# **Task 1**

In [1]:
!pip install tqdm
!pip install transformers
!conda install pytorch torchvision torchaudio cpuonly -c pytorch
!pip install -U scikit-learn
# In Google collab, change runtime-GPU
import os
import requests
os.makedirs("data/semeval2014-task10", exist_ok=True)
# download train data and save it to disk
resp = requests.get("https://raw.githubusercontent.com/pedrobalage/SemevalAspectBasedSentimentAnalysis/master/semeval_data/Restaurants_Train.xml")
if resp.status_code != 200:
    raise RuntimeError("Error while downloading dataset! (status-code = %i)" % reps.status_code)
with open("data/semeval2014-task10/restaurants-train.xml", "wb+") as f:
    f.write(resp.content)
# download test data and save it to disk
resp = requests.get("https://raw.githubusercontent.com/HSLCY/ABSA-BERT-pair/master/data/semeval2014/Restaurants_Test_Gold.xml")
if resp.status_code != 200:
    raise RuntimeError("Error while downloading dataset! (status-code = %i)" % reps.status_code)
with open("data/semeval2014-task10/restaurants-trial.xml", "wb+") as f:
    f.write(resp.content)

Collecting transformers
  Downloading transformers-4.16.2-py3-none-any.whl (3.5 MB)
Collecting tokenizers!=0.11.3,>=0.10.1
  Downloading tokenizers-0.11.5-cp38-cp38-win_amd64.whl (3.3 MB)
Collecting huggingface-hub<1.0,>=0.1.0
  Downloading huggingface_hub-0.4.0-py3-none-any.whl (67 kB)
Collecting sacremoses
  Downloading sacremoses-0.0.47-py2.py3-none-any.whl (895 kB)
Installing collected packages: tokenizers, sacremoses, huggingface-hub, transformers
Successfully installed huggingface-hub-0.4.0 sacremoses-0.0.47 tokenizers-0.11.5 transformers-4.16.2
^C
Collecting scikit-learn
  Downloading scikit_learn-1.0.2-cp38-cp38-win_amd64.whl (7.2 MB)
Installing collected packages: scikit-learn
  Attempting uninstall: scikit-learn
    Found existing installation: scikit-learn 0.24.1
    Uninstalling scikit-learn-0.24.1:


ERROR: Could not install packages due to an OSError: [WinError 5] Access is denied: 'c:\\programdata\\anaconda3\\lib\\site-packages\\scikit_learn-0.24.1.dist-info\\COPYING'
Consider using the `--user` option or check the permissions.



In [2]:
!ls data/semeval2014-task10

'ls' is not recognized as an internal or external command,
operable program or batch file.


In [3]:
import os
import torch
import torch.nn as nn
import torch.nn.functional as F
import transformers
import matplotlib.pyplot as plt
from sklearn.metrics import f1_score, confusion_matrix, ConfusionMatrixDisplay
from tqdm.notebook import tqdm
import xml.etree.ElementTree as ET

DATA_PATH = "data/semeval2014-task10"
assert os.path.isdir(DATA_PATH)

ModuleNotFoundError: No module named 'torch'

In [None]:
# set device
device = 'cuda:0' # 'cpu'
# pretrained bert model (provided by transformers package)
pretrained_bert_model = "bert-base-uncased"
# training parameters
epochs = 3
batch_size = 12
max_seq_length = 64
learning_rate = 1e-5

In [None]:
# full list of labels to consider for prediction task
label_list = ['positive', 'neutral', 'negative', 'conflict']

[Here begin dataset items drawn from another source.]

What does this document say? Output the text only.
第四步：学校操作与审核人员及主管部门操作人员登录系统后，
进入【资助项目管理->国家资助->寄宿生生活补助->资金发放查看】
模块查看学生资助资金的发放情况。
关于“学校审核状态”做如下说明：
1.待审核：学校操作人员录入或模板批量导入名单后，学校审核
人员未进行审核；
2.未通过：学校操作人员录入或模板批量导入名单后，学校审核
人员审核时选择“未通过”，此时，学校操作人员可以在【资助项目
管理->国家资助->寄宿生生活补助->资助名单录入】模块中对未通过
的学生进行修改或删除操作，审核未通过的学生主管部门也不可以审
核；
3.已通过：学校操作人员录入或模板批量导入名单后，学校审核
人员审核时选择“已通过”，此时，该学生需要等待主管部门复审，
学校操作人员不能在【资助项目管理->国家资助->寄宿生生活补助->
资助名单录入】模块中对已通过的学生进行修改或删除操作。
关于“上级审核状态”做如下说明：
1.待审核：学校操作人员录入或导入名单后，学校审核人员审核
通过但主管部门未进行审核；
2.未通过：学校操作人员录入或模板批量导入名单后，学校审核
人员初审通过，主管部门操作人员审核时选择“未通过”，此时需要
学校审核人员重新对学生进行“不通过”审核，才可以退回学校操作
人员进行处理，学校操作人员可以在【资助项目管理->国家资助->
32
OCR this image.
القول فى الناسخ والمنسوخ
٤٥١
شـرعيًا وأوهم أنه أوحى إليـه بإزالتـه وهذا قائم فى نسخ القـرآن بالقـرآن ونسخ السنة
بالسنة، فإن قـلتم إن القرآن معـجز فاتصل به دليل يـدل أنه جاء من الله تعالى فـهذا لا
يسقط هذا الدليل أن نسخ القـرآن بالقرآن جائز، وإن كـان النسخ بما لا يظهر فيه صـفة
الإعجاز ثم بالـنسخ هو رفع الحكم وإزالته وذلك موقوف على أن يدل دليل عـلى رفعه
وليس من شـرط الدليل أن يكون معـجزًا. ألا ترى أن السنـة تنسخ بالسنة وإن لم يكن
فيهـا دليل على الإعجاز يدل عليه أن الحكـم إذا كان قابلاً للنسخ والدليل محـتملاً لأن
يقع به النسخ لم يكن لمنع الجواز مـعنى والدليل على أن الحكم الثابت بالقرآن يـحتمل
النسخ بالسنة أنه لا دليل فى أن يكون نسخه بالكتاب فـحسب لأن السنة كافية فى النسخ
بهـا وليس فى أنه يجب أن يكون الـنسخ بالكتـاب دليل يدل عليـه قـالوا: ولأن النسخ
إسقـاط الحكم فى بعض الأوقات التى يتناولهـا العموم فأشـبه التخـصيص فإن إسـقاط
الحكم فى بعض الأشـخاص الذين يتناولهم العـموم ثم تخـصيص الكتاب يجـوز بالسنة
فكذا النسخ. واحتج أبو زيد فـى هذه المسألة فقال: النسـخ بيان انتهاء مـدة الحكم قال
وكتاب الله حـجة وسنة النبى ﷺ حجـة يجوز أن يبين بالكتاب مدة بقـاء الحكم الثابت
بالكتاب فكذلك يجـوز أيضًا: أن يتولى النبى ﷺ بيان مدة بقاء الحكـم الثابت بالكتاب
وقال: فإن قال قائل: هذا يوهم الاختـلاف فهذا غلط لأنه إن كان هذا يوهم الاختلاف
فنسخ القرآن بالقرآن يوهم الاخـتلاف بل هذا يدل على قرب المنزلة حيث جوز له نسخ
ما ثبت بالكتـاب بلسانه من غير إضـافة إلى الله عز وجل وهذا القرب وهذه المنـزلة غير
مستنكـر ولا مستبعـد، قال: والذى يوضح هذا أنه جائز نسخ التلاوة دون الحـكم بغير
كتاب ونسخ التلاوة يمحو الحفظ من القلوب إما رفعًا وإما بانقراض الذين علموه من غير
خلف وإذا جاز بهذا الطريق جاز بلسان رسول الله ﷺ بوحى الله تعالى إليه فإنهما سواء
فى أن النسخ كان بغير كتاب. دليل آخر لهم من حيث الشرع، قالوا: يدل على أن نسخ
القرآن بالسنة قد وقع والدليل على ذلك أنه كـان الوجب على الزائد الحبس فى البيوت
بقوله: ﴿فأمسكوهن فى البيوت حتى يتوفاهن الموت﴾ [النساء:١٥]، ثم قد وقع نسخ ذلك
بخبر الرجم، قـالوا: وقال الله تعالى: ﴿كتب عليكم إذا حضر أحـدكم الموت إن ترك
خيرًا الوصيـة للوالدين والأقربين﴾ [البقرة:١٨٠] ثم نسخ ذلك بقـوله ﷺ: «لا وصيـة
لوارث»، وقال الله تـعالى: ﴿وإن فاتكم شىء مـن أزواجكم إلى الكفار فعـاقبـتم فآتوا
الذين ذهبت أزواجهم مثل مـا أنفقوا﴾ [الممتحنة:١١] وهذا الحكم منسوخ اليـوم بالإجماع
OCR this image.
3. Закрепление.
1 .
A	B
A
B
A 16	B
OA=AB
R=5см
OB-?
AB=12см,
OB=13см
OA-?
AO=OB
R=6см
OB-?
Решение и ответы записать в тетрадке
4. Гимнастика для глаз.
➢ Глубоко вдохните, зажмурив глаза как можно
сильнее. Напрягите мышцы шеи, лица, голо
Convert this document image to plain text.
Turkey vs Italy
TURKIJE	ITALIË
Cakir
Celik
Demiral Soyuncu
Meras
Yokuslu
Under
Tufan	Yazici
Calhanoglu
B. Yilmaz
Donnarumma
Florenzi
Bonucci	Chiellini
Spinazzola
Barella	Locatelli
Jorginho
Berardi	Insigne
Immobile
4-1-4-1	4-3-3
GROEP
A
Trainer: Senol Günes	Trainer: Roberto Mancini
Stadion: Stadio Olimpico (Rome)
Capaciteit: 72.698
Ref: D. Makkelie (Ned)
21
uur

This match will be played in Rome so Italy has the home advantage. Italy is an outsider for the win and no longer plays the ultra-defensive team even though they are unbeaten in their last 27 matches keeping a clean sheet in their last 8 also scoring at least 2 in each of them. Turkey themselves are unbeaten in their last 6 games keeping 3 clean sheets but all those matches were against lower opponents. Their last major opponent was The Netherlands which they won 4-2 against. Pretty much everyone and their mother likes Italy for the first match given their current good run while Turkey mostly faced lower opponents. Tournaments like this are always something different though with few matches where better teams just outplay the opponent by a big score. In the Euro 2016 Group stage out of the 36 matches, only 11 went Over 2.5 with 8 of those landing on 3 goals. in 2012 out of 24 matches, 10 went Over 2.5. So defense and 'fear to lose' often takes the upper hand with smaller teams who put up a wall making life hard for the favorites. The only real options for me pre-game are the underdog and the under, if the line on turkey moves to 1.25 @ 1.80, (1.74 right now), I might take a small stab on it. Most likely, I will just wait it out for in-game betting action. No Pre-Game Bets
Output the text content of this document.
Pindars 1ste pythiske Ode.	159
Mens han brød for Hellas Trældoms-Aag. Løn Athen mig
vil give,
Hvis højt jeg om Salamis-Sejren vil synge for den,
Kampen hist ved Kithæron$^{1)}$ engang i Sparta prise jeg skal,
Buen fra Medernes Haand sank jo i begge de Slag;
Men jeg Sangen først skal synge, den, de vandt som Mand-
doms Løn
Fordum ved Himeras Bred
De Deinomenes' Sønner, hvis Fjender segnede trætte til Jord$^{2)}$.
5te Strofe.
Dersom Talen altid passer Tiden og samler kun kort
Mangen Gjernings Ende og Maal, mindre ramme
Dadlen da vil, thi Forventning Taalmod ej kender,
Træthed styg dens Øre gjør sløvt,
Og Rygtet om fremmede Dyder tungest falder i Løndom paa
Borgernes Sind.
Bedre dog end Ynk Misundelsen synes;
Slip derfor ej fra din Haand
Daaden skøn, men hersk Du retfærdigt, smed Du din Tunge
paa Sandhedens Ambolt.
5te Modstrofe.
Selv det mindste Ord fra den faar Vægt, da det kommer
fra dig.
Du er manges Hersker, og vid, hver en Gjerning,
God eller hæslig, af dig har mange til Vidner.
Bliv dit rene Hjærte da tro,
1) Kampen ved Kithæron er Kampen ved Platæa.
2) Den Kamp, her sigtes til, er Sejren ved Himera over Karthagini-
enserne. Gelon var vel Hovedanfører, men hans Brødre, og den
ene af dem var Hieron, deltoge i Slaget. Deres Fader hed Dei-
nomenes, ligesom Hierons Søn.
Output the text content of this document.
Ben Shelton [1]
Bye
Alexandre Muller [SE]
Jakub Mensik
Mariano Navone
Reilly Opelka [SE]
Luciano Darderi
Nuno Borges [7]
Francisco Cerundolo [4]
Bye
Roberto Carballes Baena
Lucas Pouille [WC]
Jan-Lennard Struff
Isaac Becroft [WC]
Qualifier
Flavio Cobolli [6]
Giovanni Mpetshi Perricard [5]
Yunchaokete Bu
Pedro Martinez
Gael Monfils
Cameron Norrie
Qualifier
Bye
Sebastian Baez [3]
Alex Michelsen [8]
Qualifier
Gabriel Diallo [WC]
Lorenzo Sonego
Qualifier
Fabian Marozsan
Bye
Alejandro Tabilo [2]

## Create the Tokenizer, Model and Optimizer

In [None]:
# load the pretrained bert model and push it to the device
# this might take a while as the model needs to be downloaded on the first execution
model = transformers.BertForSequenceClassification.from_pretrained(pretrained_bert_model, num_labels=len(label_list))
model = model.to(device)
# create the tokenizer
tokenizer = transformers.BertTokenizer.from_pretrained(pretrained_bert_model)
# use the default adam optimizer
optim = torch.optim.Adam(model.parameters(), lr=learning_rate)

In [None]:
# some statistics on the model and tokenizer
# count number of parameters
number_of_params = sum(p.numel() for p in model.parameters() if p.requires_grad)
# print statistics
print("Vocab size:\t\t\t", model.config.vocab_size)
print("Number of layers:\t\t", model.config.num_hidden_layers)
print("Number of attention heads:\t", model.config.num_attention_heads)
print("Hidden Layer Dimension:\t\t", model.config.hidden_size)
print("Number of parameters:\t\t", number_of_params)

# **Task 2**

## Preprocess Train and Test Datasets

In [None]:
def get_input_features(text, aspect, tokenizer, max_length=None):
    enc_out = tokenizer.encode_plus(
        text=text,
        text_pair=aspect,
        add_special_tokens=True,
        padding='max_length',
        truncation=True,
        max_length=max_length,
        return_attention_mask=False,
        return_token_type_ids=True
    )
    return enc_out.input_ids, enc_out.token_type_ids
    
def build_dataset(fpath, tokenizer):
    all_input_ids, all_token_type_ids, all_label_ids = [], [], []
    # parse xml-file
    tree = ET.parse(fpath)    
    for sent in tree.iter("sentence"):
        # get sentence text
        text = sent.find("text").text
        # loop over all aspects
        for aspect in sent.iter("aspectTerm"):
            term = aspect.attrib['term']
            polarity = aspect.attrib['polarity']
            if polarity not in label_list:
                continue
            # build input features
            input_ids, token_type_ids = get_input_features(text, term, tokenizer, max_length=max_seq_length)
            all_input_ids.append(input_ids)
            all_token_type_ids.append(token_type_ids)
            all_label_ids.append(label_list.index(polarity))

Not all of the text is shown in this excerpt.